The Celtic Board should realise that there is a sense of anticipation and expectation amongst we supporters this summer. The club literally has tens of millions sitting in the bank. We have the Champions League windfall to come. And we have the season ticket funds, from the supporters, which arrives each summer. On that subject, it was a bit bold raising the season ticket prices during a cost of living crisis, at a time when the club is so financially affluent.

Returning to last season’s campaign, there were times when the league title looked to be in the bag. The early season winning run until October and the 2-1 New Year win over Rangers at Celtic Park, twice saw Celtic with considerable leads, which they then surrendered over a period. Even when winning games, the team wasn’t playing consistently well and, in football terms, we were papering over the cracks. The overall Celtic performance last season did not match what the supporters expect.

Some may read this and see it as a sense of entitlement. However, you have to appreciate the advantage which Celtic have in terms of resources. We have by far the biggest stadium, the biggest fan base, and enjoy, at this time, an enormous financial advantage over our rivals. The resources and finances we have must be utilised to our advantage. This summer has to see quality players attracted to Celtic Park. No more projects, young guys with potential, but established, quality players who will be seen as an improvement and be able hold down a first team place and improve the team. Celtic fans pay a lot of money each summer and are entitled to enjoy a certain standard of player and the quality which they bring.

The reason for doing this is twofold. Firstly, we want to sustain our position as Scotland’s premier club. But perhaps more important, we do not want to go into the new Champions League set up and be used as cannon fodder, as has happened these last few seasons. For all his faults, you have to go back to Neil Lennon’s tenure as Celtic manager to find a time when Celtic made any impression whatsoever in European football. This is a source of great frustration and does not reflect well on Celtic’s supposed ambition as a major European football force. It’s about time the Board matched the aspirations and desires of the supporters and that MUST start this summer by recruiting a considerably better standard of player.

Last summer’s player recruitment was absolutely shambolic. Some signings were ordinary, some were mediocre, and some were downright poor. We are now saddled with a number of players who Celtic will have considerable trouble off-loading and there will be financial loss on them.

Almost every area of the team needs improvement. A new goalkeeper to replace the inspirational Joe Hart. A left sided centre back to accompany Cameron Carter-Vickers. A holding midfield player to ease the strain on Callum McGregor. A replacement for Matt O’Riley, who will surely be leaving for pastures new. And two quality wingers to augment Maeda and Forrest. The wide players are absolutely vital to Rodgers’ system. That was the one area which affected the team most last season, especially when Maeda was injured. Kyogo thrives on the service from the wings and nothing was forthcoming. The new recruits to play in those roles, Yang, Tilio, Palma and Kuhn, have been especially disappointing. It’s also hoped that deals can be agreed for Adam Idah and Paolo Bernardo, who will hopefully contribute more now that they are used to playing in Scotland for a period.

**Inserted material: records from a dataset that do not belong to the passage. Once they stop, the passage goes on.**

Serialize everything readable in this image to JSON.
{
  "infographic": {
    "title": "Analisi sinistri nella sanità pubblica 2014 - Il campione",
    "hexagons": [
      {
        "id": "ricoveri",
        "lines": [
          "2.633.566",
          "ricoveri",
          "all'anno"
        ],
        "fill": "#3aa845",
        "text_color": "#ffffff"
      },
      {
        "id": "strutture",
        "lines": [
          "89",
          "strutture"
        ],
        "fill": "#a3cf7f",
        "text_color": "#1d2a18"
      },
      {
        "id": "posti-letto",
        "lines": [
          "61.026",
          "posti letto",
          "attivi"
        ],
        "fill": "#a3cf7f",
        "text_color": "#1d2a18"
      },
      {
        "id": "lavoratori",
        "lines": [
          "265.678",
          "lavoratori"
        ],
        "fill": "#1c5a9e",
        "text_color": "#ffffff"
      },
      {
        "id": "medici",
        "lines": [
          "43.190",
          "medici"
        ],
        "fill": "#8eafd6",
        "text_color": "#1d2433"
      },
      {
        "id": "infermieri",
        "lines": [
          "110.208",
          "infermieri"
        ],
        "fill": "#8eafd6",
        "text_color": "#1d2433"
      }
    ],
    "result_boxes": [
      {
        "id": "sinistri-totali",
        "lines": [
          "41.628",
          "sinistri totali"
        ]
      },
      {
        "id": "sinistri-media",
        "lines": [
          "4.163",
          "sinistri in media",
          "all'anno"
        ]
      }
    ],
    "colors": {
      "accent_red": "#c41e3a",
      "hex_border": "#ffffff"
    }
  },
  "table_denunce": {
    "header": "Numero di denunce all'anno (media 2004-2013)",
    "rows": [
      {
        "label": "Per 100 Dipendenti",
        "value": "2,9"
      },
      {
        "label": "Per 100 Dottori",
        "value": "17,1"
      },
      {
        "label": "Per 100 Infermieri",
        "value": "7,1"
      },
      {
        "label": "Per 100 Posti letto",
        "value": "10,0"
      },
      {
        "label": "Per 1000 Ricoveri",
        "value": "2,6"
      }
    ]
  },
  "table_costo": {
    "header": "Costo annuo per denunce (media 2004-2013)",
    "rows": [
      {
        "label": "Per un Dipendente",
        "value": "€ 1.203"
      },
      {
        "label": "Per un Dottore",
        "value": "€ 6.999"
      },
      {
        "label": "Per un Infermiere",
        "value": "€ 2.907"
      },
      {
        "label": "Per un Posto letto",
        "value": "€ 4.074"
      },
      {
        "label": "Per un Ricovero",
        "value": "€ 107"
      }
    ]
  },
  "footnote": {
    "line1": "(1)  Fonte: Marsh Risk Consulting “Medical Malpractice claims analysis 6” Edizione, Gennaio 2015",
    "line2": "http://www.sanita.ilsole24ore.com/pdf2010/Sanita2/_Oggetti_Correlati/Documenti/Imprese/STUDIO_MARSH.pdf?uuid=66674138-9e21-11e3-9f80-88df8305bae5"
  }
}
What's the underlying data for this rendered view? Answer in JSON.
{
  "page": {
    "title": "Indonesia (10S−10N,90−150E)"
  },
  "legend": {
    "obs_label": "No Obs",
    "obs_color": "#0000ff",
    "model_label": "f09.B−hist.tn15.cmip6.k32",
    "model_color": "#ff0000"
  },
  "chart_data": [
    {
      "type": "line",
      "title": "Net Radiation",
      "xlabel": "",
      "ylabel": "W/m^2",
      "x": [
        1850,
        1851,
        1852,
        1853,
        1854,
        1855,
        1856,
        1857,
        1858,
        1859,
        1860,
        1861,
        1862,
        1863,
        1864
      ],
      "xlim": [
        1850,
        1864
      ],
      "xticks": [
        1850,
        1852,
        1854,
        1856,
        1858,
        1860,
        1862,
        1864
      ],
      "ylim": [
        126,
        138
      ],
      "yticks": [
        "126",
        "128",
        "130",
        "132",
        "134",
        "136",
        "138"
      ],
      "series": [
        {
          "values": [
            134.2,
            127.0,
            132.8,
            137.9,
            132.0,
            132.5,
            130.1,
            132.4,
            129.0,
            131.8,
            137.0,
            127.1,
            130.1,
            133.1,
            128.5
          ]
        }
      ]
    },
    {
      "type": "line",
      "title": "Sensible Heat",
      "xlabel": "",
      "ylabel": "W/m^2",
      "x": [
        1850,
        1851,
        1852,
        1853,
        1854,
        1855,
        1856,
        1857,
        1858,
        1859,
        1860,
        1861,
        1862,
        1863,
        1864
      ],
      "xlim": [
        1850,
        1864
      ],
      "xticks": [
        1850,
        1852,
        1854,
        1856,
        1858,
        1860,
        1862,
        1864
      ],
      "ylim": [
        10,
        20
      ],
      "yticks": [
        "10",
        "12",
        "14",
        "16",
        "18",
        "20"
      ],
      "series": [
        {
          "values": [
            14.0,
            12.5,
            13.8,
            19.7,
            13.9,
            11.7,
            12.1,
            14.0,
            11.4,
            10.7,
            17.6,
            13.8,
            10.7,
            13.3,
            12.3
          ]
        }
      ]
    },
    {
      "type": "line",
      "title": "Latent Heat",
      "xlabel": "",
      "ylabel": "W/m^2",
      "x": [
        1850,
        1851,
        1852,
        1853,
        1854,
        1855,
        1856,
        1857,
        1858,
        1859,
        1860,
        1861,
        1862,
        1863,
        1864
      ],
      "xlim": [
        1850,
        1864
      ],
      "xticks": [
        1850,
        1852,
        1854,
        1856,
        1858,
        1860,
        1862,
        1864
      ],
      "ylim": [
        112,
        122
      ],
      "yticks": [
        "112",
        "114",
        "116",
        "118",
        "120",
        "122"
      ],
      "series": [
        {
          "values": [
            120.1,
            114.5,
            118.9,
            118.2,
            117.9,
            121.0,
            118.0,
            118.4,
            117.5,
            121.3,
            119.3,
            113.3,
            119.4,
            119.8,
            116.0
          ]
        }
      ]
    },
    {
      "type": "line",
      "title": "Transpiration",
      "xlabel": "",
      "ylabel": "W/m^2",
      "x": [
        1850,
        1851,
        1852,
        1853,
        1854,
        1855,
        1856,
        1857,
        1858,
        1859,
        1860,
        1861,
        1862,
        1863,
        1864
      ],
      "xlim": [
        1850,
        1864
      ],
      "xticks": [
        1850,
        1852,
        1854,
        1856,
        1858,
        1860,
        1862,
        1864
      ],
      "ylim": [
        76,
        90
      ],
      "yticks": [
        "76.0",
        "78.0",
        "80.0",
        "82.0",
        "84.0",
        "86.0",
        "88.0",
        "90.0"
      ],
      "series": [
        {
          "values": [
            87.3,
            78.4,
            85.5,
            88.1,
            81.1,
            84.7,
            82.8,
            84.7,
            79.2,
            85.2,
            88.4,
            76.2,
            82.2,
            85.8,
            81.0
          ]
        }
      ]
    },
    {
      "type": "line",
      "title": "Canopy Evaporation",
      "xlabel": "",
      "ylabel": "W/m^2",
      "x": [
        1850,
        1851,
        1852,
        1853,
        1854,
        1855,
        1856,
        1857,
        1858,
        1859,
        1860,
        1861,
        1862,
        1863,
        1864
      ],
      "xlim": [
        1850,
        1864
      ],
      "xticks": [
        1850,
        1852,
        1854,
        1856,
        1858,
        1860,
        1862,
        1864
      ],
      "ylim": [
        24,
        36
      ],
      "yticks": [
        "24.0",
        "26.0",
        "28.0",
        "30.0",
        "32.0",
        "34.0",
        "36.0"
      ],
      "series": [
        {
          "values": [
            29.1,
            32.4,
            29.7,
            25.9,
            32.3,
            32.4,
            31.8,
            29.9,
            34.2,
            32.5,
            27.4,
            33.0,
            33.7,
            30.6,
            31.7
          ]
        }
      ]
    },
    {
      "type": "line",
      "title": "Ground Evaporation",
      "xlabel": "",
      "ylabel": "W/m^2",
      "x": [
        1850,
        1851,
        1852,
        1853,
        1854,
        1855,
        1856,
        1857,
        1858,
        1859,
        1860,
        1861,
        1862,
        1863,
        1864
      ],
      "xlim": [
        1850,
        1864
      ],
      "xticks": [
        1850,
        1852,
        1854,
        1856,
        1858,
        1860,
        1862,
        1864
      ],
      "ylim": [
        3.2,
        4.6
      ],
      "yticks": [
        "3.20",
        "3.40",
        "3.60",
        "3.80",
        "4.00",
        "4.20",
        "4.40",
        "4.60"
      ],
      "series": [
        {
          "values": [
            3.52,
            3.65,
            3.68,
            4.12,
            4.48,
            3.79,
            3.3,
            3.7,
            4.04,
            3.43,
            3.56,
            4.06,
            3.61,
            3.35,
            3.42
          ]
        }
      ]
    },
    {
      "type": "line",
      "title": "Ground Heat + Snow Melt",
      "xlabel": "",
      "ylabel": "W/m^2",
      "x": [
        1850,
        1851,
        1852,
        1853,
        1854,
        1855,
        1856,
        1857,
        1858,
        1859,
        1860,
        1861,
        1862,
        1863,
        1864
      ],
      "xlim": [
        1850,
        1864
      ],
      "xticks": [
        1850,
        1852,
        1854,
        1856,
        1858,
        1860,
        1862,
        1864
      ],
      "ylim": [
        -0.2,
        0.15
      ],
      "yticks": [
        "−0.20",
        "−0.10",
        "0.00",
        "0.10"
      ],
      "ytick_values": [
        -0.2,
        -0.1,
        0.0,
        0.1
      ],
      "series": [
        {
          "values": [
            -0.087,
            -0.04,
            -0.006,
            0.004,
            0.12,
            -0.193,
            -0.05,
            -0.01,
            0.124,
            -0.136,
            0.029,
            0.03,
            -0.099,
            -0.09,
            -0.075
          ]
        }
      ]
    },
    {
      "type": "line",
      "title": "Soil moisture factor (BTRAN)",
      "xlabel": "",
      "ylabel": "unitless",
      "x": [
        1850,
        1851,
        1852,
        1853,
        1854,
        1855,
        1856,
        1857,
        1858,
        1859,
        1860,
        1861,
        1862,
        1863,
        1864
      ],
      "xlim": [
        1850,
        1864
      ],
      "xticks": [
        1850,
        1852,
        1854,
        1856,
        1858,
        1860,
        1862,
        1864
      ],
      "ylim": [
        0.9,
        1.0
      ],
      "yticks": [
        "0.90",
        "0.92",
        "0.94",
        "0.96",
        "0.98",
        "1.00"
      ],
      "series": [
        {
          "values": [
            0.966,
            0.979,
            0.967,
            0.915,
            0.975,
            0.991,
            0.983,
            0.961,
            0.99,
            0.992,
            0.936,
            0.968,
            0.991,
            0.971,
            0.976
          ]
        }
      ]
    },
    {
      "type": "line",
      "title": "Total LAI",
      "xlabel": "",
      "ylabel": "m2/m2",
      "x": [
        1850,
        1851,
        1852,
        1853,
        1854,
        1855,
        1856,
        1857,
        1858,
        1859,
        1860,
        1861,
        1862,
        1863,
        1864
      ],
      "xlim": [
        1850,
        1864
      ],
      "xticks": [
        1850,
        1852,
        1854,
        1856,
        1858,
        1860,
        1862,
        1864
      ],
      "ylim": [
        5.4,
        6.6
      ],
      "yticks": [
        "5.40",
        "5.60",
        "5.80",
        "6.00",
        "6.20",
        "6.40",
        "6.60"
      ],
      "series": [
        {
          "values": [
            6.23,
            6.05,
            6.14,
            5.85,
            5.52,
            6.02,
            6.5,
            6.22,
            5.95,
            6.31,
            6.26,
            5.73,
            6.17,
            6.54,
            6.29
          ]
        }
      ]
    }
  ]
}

As the club basks in the success of last season, the fixtures have now been announced and fans cast an eye towards the new league campaign. No one was really expecting much to happen regarding transfers until July. With the Euros in full swing and the transfer window not opening until I July, the months of July and August will be absolutely vital for the Celtic Board to bring sufficiently higher quality players to the club and give Brendan Rodgers the backing which he deserves as Celtic manager.

Failure to do so, and another mediocre season endured, will not be easy for Celtic fans to tolerate. The patience of the supporters has been sorely tested. It’s all very well to be financially solvent, but sitting on that money and not putting it to good use is actually a considerable form of negligence in itself. The Celtic Board will do well to remember this. Fail to act appropriately this summer and the consequences will be massive for everyone concerned.